Diagnose unheilbar unsicher? Das sieht die gematik erwartungsgemäß anders. Die vorgestellten Angriffsszenarien wären zwar technisch möglich, die praktische Durchführung in der Realität aber nicht sehr wahrscheinlich, da verschiedene Voraussetzungen erfüllt sein müssen, verbreitete man via ÄrzteZeitung (Link). Zur Aufzählung gehörten „die illegale Beschaffung eines Institutionsausweises, der dazugehörigen PIN, der Vertrag mit einem Zugangsdienst und eine technisch komplexe Manipulation“. Wer glaubt, das sei eine echte Hürde, der glaubt auch noch ans Christkind.

Das Bundesgesundheitsministerium schob gleich hinterher, dass das „theoretische Problem, das der CCC beschreibt“, vor der Einführung der „ePA für alle“ gelöst sein werde. Das Bundesamt für Sicherheit in der Informationstechnik (BSI) werde dies „zu gegebener Zeit offiziell bestätigen“. Das mag durchaus sein, die meisten Sicherheitslücken liegen aber nicht in der ePA selbst, sondern in „strukturell-prozessualen Schwachstellen“, wie auch die gematik treffend bemerkt hatte.

Das macht die Sache aber leider nicht besser. Denn die beste Tresortür hilft nicht, wenn der Schlüssel unter der Fußmatte liegt. Und das bringt mich jetzt wirklich zum Grübeln. Ich bin seit Jahren ein Fan von digitalen Akten – seit ich für ein paar Beiträge mal recherchiert hatte, wie die Dänen das bei sundhed.dk umgesetzt haben. Aber möchte ich das Risiko eingehen, dass meine komplette Krankengeschichte plötzlich im Darknet landet?

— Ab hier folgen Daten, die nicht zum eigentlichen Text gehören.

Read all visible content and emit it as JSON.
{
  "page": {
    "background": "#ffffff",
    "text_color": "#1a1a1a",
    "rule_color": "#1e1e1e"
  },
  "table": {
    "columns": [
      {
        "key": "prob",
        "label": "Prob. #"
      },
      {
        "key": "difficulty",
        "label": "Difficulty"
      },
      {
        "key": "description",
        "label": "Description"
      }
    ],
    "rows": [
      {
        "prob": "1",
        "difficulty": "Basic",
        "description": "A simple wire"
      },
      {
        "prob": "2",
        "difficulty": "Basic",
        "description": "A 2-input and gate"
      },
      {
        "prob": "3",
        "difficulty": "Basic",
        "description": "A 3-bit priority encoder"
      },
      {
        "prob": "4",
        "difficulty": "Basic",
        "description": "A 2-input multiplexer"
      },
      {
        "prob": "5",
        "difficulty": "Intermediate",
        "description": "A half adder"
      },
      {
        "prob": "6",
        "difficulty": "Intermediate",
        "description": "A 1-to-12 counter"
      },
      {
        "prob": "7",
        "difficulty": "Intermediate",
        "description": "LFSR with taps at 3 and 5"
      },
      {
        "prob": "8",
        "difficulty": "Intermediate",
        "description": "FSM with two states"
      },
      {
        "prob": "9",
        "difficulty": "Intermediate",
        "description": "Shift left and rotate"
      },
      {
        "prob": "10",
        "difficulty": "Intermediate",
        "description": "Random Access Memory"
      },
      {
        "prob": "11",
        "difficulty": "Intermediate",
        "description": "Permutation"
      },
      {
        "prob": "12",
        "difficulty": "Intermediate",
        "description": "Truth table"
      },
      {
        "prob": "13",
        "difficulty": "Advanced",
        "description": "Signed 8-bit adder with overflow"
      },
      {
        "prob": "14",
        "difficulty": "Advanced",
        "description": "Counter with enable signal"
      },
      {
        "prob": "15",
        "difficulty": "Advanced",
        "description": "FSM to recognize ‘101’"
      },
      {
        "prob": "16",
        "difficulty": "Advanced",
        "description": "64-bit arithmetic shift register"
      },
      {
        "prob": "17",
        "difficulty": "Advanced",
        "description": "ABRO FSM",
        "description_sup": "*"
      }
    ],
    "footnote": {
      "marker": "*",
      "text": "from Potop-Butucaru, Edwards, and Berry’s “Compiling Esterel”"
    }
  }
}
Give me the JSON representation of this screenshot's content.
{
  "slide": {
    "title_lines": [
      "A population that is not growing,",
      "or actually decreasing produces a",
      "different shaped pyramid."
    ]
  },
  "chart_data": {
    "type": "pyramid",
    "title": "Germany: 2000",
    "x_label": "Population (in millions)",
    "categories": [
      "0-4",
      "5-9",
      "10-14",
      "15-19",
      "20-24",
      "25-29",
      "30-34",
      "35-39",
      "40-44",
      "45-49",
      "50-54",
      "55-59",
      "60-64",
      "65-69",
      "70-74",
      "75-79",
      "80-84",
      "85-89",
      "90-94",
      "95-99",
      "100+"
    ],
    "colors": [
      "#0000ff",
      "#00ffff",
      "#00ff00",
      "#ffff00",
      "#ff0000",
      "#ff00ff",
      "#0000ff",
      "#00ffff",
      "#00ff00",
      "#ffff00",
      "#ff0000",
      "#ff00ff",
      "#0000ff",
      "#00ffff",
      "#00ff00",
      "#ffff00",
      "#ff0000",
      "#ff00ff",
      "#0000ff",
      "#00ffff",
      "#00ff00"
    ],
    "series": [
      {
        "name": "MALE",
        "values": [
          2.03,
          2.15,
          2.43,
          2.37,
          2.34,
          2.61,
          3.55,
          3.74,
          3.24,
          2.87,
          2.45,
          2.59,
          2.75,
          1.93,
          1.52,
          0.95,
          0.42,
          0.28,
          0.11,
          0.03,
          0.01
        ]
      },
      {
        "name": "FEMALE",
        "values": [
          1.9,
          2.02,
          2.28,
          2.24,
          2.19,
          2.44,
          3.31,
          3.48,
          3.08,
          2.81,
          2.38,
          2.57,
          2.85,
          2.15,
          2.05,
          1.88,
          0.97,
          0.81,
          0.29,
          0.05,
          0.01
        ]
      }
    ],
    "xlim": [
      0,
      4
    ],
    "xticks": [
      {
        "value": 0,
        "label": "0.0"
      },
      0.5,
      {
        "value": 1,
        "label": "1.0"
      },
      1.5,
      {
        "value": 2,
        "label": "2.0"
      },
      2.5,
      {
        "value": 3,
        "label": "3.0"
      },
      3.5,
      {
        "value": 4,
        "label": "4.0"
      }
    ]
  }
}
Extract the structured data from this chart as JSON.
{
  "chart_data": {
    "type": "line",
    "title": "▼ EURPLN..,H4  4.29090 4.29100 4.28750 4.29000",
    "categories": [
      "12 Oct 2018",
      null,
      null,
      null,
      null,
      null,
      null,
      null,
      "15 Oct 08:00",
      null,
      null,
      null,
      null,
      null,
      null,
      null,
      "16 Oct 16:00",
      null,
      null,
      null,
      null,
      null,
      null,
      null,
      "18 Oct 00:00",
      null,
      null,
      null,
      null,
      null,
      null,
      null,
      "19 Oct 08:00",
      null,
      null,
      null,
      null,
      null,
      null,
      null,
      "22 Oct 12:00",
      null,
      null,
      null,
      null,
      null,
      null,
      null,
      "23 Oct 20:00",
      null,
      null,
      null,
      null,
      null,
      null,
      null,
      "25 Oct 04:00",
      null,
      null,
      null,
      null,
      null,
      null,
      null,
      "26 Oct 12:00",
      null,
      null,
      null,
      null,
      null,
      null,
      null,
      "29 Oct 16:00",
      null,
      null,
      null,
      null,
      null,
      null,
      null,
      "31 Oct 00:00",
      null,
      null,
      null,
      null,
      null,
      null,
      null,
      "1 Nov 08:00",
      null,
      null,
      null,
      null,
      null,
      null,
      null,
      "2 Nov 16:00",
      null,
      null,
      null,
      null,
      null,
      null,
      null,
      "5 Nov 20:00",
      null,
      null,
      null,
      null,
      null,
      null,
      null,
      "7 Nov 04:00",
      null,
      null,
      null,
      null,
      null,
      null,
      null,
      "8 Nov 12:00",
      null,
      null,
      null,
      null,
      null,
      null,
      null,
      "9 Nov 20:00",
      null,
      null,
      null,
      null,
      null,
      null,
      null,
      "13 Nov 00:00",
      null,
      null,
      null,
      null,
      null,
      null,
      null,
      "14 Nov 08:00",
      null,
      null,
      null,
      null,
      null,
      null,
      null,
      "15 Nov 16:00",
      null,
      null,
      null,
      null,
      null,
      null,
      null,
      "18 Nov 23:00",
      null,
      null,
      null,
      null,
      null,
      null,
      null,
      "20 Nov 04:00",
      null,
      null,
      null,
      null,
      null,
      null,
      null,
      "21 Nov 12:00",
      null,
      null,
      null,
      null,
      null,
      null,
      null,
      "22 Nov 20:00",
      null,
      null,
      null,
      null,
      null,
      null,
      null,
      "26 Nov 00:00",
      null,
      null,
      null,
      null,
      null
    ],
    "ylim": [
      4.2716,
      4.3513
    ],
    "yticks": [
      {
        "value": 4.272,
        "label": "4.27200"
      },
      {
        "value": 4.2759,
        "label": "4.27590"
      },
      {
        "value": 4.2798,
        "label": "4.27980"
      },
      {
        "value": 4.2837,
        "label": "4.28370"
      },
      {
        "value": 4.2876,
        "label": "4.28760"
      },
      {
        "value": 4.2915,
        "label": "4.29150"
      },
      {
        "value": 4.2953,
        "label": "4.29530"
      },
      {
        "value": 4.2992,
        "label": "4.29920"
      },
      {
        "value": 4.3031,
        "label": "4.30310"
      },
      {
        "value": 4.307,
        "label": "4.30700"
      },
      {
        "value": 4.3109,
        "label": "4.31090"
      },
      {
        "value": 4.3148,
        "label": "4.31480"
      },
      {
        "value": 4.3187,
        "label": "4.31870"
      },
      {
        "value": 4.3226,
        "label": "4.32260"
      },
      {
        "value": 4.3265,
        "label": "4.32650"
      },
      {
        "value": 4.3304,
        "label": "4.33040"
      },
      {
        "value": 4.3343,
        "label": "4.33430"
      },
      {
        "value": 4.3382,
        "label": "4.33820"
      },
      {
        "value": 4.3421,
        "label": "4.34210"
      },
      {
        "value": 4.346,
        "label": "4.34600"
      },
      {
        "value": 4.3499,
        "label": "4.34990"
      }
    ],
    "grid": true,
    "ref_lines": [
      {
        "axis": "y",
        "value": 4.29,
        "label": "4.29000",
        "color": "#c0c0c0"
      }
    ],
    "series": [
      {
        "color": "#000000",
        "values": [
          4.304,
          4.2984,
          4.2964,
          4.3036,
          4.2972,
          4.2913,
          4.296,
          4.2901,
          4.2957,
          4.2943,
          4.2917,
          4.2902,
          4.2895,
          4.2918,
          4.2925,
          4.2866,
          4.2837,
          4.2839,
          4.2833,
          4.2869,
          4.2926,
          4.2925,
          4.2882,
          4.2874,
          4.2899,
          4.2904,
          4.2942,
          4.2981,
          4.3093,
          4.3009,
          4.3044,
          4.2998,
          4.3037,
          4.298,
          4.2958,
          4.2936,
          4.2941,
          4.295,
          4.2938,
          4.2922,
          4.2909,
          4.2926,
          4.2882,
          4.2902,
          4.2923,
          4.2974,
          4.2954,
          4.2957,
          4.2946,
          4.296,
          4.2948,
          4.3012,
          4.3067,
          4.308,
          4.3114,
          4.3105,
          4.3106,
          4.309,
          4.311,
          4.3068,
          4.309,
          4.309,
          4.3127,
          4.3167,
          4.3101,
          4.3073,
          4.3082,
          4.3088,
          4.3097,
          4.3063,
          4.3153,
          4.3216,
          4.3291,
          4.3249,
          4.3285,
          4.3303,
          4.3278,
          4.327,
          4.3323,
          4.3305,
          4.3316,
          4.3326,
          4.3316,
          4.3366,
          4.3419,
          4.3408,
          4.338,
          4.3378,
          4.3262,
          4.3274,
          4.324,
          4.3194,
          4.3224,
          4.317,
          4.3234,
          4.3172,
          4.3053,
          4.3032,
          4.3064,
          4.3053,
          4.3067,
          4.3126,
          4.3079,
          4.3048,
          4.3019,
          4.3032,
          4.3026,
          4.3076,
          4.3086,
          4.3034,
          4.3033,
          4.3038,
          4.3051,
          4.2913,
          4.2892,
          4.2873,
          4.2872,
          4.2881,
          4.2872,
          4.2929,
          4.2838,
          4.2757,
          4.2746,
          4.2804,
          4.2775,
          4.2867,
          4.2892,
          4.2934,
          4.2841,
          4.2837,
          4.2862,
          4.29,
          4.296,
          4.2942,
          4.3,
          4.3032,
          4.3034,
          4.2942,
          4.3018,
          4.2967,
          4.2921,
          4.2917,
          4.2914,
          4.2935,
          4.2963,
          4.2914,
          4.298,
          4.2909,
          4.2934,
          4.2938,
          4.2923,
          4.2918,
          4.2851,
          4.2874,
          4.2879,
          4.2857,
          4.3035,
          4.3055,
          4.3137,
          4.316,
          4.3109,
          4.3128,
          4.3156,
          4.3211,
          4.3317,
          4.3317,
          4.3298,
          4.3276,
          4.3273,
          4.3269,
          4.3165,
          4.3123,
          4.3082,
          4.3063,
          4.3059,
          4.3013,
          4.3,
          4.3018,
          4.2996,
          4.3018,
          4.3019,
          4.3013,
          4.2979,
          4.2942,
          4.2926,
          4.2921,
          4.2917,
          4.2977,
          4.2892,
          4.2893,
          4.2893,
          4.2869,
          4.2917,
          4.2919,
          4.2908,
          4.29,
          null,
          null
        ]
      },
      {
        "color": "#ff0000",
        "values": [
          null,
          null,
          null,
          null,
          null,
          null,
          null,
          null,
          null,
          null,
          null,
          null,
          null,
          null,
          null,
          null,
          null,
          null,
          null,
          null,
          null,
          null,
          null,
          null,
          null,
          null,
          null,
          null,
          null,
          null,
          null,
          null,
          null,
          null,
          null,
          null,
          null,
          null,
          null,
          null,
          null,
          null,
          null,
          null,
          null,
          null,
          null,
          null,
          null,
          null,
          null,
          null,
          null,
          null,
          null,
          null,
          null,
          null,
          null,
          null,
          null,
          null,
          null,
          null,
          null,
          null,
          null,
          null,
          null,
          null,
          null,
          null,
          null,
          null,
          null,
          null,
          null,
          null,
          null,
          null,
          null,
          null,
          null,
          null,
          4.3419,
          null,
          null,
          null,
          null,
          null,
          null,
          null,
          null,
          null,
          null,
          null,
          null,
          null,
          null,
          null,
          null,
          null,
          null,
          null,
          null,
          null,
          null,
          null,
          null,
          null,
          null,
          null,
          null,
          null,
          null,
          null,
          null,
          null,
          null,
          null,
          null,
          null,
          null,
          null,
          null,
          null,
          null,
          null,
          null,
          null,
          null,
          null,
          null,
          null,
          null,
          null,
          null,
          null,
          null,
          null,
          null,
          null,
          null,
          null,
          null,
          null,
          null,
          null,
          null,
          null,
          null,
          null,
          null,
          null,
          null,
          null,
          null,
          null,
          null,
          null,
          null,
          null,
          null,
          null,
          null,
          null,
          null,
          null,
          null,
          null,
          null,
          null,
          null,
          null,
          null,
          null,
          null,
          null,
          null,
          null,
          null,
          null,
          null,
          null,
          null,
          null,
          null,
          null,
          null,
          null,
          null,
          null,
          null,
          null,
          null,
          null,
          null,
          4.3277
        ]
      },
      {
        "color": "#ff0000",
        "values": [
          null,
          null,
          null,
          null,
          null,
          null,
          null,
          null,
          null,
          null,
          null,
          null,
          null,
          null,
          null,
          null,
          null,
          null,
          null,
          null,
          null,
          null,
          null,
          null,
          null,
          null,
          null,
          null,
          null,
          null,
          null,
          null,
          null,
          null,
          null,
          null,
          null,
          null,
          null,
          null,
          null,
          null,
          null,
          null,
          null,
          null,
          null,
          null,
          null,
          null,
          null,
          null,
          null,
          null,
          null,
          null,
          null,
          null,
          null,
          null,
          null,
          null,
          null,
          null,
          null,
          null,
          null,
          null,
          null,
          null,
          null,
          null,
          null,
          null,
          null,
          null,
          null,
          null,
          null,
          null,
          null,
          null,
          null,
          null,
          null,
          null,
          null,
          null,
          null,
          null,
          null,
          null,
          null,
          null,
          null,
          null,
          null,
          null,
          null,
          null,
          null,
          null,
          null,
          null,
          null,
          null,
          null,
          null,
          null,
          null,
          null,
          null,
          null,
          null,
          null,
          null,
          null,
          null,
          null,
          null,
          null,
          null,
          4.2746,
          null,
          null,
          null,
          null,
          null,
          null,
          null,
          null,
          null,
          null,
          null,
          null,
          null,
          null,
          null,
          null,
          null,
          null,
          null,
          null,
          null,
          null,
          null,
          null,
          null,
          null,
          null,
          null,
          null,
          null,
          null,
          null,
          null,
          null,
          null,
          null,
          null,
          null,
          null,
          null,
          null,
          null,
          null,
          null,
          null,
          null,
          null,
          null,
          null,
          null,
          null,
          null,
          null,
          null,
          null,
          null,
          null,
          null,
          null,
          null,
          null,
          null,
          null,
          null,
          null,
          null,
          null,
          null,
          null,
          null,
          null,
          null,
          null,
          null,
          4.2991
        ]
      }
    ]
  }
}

Letztlich griff der Gesundheitsminister selbst in die Tasten, um die Wogen zu glätten. „Artikel ist kritisch aber fair. Die ePA bringen wir erst dann, wenn alle Hackerangriffe, auch des CCC, technisch unmöglich gemacht worden sind. Daran wird schon länger gearbeitet. Wir brauchen die Digitalisierung für eine bessere Medizin und Forschung“, schrieb er auf dem Tesla-Nachrichtendienst (Link), den wir spätestens ab 20. Januar 2025 nicht mehr nutzen sollten … 😉

Die Themen rund um die ePA werden uns jedenfalls nicht ausgehen. Nach diesem spektakulären Start bleibt mir nur noch, Ihnen alles Gute für 2025 zu wünschen.